Tuesday, June 26, 2007

Libraries for Dummies

The American Library Association is trying to find ways to make libraries more accessible to the digitard generation that plays video games and surfs the net all day, but who can't figure out how to use a library catalogue or follow the argument in a book. In keeping with this era, they're pitching it as a case in which the ''digital natives'', namely real-world illiterates, are averse to dealing with their intellectual inferiors, namely people who are still able to read and understand books. And, glory be, they're actually trotting out that old anti-intellectual lie about librarians, and anyone who can read for that matter, being a bunch of Ivy Tower Snobs.

“The librarian as information priest is as dead as Elvis,” Needham said. The whole “gestalt” of the academic library has been set up like a church, he said, with various parts of a reading room acting like “the stations of the cross,” all leading up to the “altar of the reference desk,” where “you make supplication and if you are found worthy, you will be helped.”

Yeah, what a bunch of assholes. Incidentally, can anyone relate to that bizarre analogy? Have any of you ever been in a library and thought to yourself ''Man, this place is just like a Catholic church"?
I've actually spent much of my life in libraries and have yet to meet the battle axe librarian of lore. In fact, I've found that libraries are generally completely open with their ''information'' and bend over backwards to help their patrons. However, the IT professionals who comment on the article with bullying drivel about the supposed ''irrelevance'' of anyone whose skill set might be different from their own come across as the real snobs here. Why do calls for ''democratization'' always require us to find some group that isn't sufficiently ''democratic'' and scapegoat them? Maybe the ''digital natives'' just aren't very well educated- why are we so afraid to state the obvious that we need to hide it behind these flattering euphemisms?


Jill said...

I'm a reference librarian. Thanks first for sharing the article. I hadn't read that one yet.

This guy actually suggests things that librarians have been doing for some time. Nothing new.

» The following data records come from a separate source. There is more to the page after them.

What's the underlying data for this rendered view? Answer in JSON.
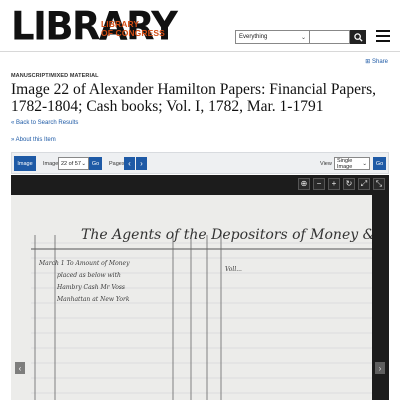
{
  "header": {
    "logo_main": "LIBRARY",
    "logo_sub_line1": "LIBRARY",
    "logo_sub_line2": "OF CONGRESS",
    "search_scope": "Everything",
    "search_value": ""
  },
  "share_label": "Share",
  "item": {
    "format": "MANUSCRIPT/MIXED MATERIAL",
    "title": "Image 22 of Alexander Hamilton Papers: Financial Papers, 1782-1804; Cash books; Vol. I, 1782, Mar. 1-1791",
    "back_link": "« Back to Search Results",
    "about_link": "» About this Item"
  },
  "toolbar": {
    "image_tab": "Image",
    "image_label": "Image",
    "image_value": "22 of 57",
    "go_label": "Go",
    "pages_label": "Pages",
    "view_label": "View",
    "view_value": "Single Image",
    "go2_label": "Go"
  },
  "viewer": {
    "controls": [
      "target-icon",
      "zoom-out-icon",
      "zoom-in-icon",
      "rotate-icon",
      "expand-icon",
      "fullscreen-icon"
    ],
    "handwriting_header": "The Agents of the Depositors of Money &c",
    "handwriting_line1": "March 1  To Amount of Money",
    "handwriting_line2": "placed as below with",
    "handwriting_line3": "Hambry  Cash  Mr Voss",
    "handwriting_line4": "Manhattan at New York",
    "handwriting_amount": "Voll..."
  },
  "colors": {
    "brand_orange": "#d24c13",
    "link_blue": "#1e5aa6",
    "toolbar_bg": "#eef0f2",
    "viewer_bg": "#1c1c1c"
  }
}
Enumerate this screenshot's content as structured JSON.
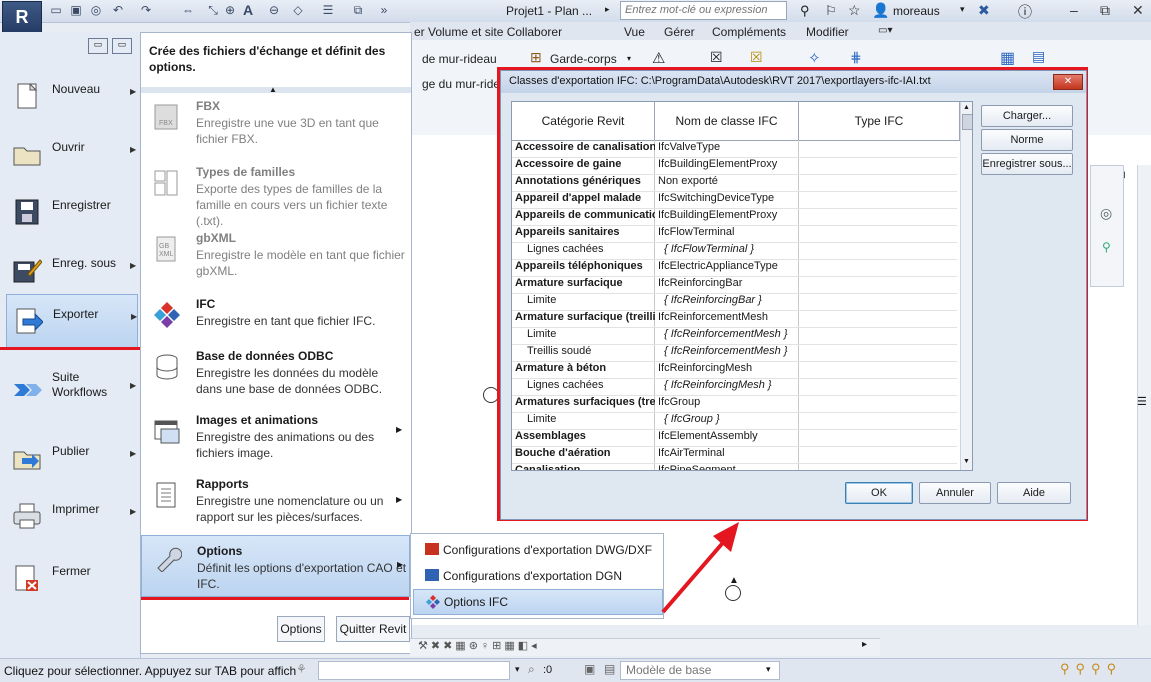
{
  "app": {
    "logo": "R",
    "doc_title": "Projet1 - Plan ...",
    "search_placeholder": "Entrez mot-clé ou expression",
    "user": "moreaus"
  },
  "ribbon": {
    "tabs": [
      "Vue",
      "Gérer",
      "Compléments",
      "Modifier"
    ],
    "tab_partial": "er  Volume et site  Collaborer",
    "line1": "de mur-rideau",
    "line2": "ge du mur-ride",
    "garde_corps": "Garde-corps"
  },
  "menu_left": [
    {
      "label": "Nouveau",
      "icon": "new-document-icon"
    },
    {
      "label": "Ouvrir",
      "icon": "folder-open-icon"
    },
    {
      "label": "Enregistrer",
      "icon": "save-icon"
    },
    {
      "label": "Enreg. sous",
      "icon": "save-as-icon"
    },
    {
      "label": "Exporter",
      "icon": "export-icon"
    },
    {
      "label": "Suite\nWorkflows",
      "icon": "suite-workflows-icon"
    },
    {
      "label": "Publier",
      "icon": "publish-icon"
    },
    {
      "label": "Imprimer",
      "icon": "printer-icon"
    },
    {
      "label": "Fermer",
      "icon": "close-document-icon"
    }
  ],
  "submenu": {
    "header": "Crée des fichiers d'échange et définit des options.",
    "items": [
      {
        "title": "FBX",
        "desc": "Enregistre une vue 3D en tant que fichier FBX."
      },
      {
        "title": "Types de familles",
        "desc": "Exporte des types de familles de la famille en cours vers un fichier texte (.txt)."
      },
      {
        "title": "gbXML",
        "desc": "Enregistre le modèle en tant que fichier gbXML."
      },
      {
        "title": "IFC",
        "desc": "Enregistre en tant que fichier IFC."
      },
      {
        "title": "Base de données ODBC",
        "desc": "Enregistre les données du modèle dans une base de données ODBC."
      },
      {
        "title": "Images et animations",
        "desc": "Enregistre des animations ou des fichiers image."
      },
      {
        "title": "Rapports",
        "desc": "Enregistre une nomenclature ou un rapport sur les pièces/surfaces."
      },
      {
        "title": "Options",
        "desc": "Définit les options d'exportation CAO et IFC."
      }
    ],
    "buttons": {
      "options": "Options",
      "quit": "Quitter Revit"
    }
  },
  "flyout": [
    "Configurations d'exportation DWG/DXF",
    "Configurations d'exportation DGN",
    "Options IFC"
  ],
  "dialog": {
    "title": "Classes d'exportation IFC: C:\\ProgramData\\Autodesk\\RVT 2017\\exportlayers-ifc-IAI.txt",
    "close": "✕",
    "columns": [
      "Catégorie Revit",
      "Nom de classe IFC",
      "Type IFC"
    ],
    "rows": [
      {
        "cat": "Accessoire de canalisation",
        "ifc": "IfcValveType",
        "style": "bold"
      },
      {
        "cat": "Accessoire de gaine",
        "ifc": "IfcBuildingElementProxy",
        "style": "bold"
      },
      {
        "cat": "Annotations génériques",
        "ifc": "Non exporté",
        "style": "bold"
      },
      {
        "cat": "Appareil d'appel malade",
        "ifc": "IfcSwitchingDeviceType",
        "style": "bold"
      },
      {
        "cat": "Appareils de communication",
        "ifc": "IfcBuildingElementProxy",
        "style": "bold"
      },
      {
        "cat": "Appareils sanitaires",
        "ifc": "IfcFlowTerminal",
        "style": "bold"
      },
      {
        "cat": "Lignes cachées",
        "ifc": "{ IfcFlowTerminal }",
        "style": "sub"
      },
      {
        "cat": "Appareils téléphoniques",
        "ifc": "IfcElectricApplianceType",
        "style": "bold"
      },
      {
        "cat": "Armature surfacique",
        "ifc": "IfcReinforcingBar",
        "style": "bold"
      },
      {
        "cat": "Limite",
        "ifc": "{ IfcReinforcingBar }",
        "style": "sub"
      },
      {
        "cat": "Armature surfacique (treillis",
        "ifc": "IfcReinforcementMesh",
        "style": "bold"
      },
      {
        "cat": "Limite",
        "ifc": "{ IfcReinforcementMesh }",
        "style": "sub"
      },
      {
        "cat": "Treillis soudé",
        "ifc": "{ IfcReinforcementMesh }",
        "style": "sub"
      },
      {
        "cat": "Armature à béton",
        "ifc": "IfcReinforcingMesh",
        "style": "bold"
      },
      {
        "cat": "Lignes cachées",
        "ifc": "{ IfcReinforcingMesh }",
        "style": "sub"
      },
      {
        "cat": "Armatures surfaciques (treil",
        "ifc": "IfcGroup",
        "style": "bold"
      },
      {
        "cat": "Limite",
        "ifc": "{ IfcGroup }",
        "style": "sub"
      },
      {
        "cat": "Assemblages",
        "ifc": "IfcElementAssembly",
        "style": "bold"
      },
      {
        "cat": "Bouche d'aération",
        "ifc": "IfcAirTerminal",
        "style": "bold"
      },
      {
        "cat": "Canalisation",
        "ifc": "IfcPipeSegment",
        "style": "bold"
      }
    ],
    "side_buttons": [
      "Charger...",
      "Norme",
      "Enregistrer sous..."
    ],
    "bottom_buttons": {
      "ok": "OK",
      "cancel": "Annuler",
      "help": "Aide"
    }
  },
  "status": {
    "text": "Cliquez pour sélectionner. Appuyez sur TAB pour affich",
    "zero": ":0",
    "model": "Modèle de base"
  },
  "colors": {
    "accent_red": "#e4161f",
    "selection": "#bcd4f0"
  }
}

I'm personally not an information priest. Didn't go library school seminary. I learned from some great older librarians that information and libraries are for everyone.

Rufus said...

I don't think I've ever met a librarian who didn't want everyone to feel comfortable and welcome at the library. I think that's what annoys me when people claim that the non-readers would be more interested in hanging out in libraries if librarians were just nicer to them.

Jill said...


I'd say that they don't hang out in libraries. Or when they come in, they have a chip on their shoulder.

I've had people who are absolutely sure that they know more than me, even when it's apparent they don't. Maybe those were IT people who thought I had nothing to offer.

It's too bad that there isn't a better relationship between our two groups because I love what technology can do for libraries...and what it's already done. It's so cool to sit in Kansas and be able to look at stuff from libraries all over the world. Digital libraries and digital collections are great!

Rufus said...

I think that better relationships will develop. However, I have to say that most of the tech people that I've known weren't big readers anway.

Holly said...

Maybe we are entering a second Dark Age, when librarians will have to preserve the dimming flame of knowledge against a burgeoning horde of the unwashed, who have no use for book learning, because it cannot help them defeat the monster at the end of the 9th level of their video game?

Let's all pray for another renaissance.

I *have* met the librarian from the beginning of Ghostbusters. That does happen. I have met librarians who would really prefer that people not touch the books so much, although frequently they'll compromise if you just put down your soft taco and maybe? please? wash your hands just a little.

But, to cease lampooning and speak to your point, I believe the issue people have with librarians is that many people hate to read. Real hate. They find it tedious, painful, and really, why bother, when the TV will tell them things in an easier, more picture-intensive, sound-effect-rich scheme, not covered in all those little fucking things that crawl all over the pages like deformed ants, whachacallums, ... letters. Fuckers.

I used to think these people were assholes, that they were jerks for rejecting knowledge. In fact... I believe they are a pretty ordinary kind of thing, and not necessarily even stupid people.

I did some collaborative sculpture with a guy who straight up refused to read books on the mechanical and chemical principles he needed to know to do his parts of our collaboration... but he went and talked to a LOT of people who had read the books, and he benefited from their experience anyway. He actually picked up adjacent ideas that would not have been on hand, had he simply rummaged subject specific books for the info.

Point being, hostility toward bookish things isn't necessarily an anti-thought stance, even if it often comes across that way.

Rufus said...

Harold Bloom has said much the same thing- that there have always been people who just don't enjoy reading and it's not worth worrying about. I think they can be fairly smart, although I do find that non-readers aren't particularly good at following verbal arguments either. Also I think their ranks are growing.

I actually have started stockpiling books, just in case.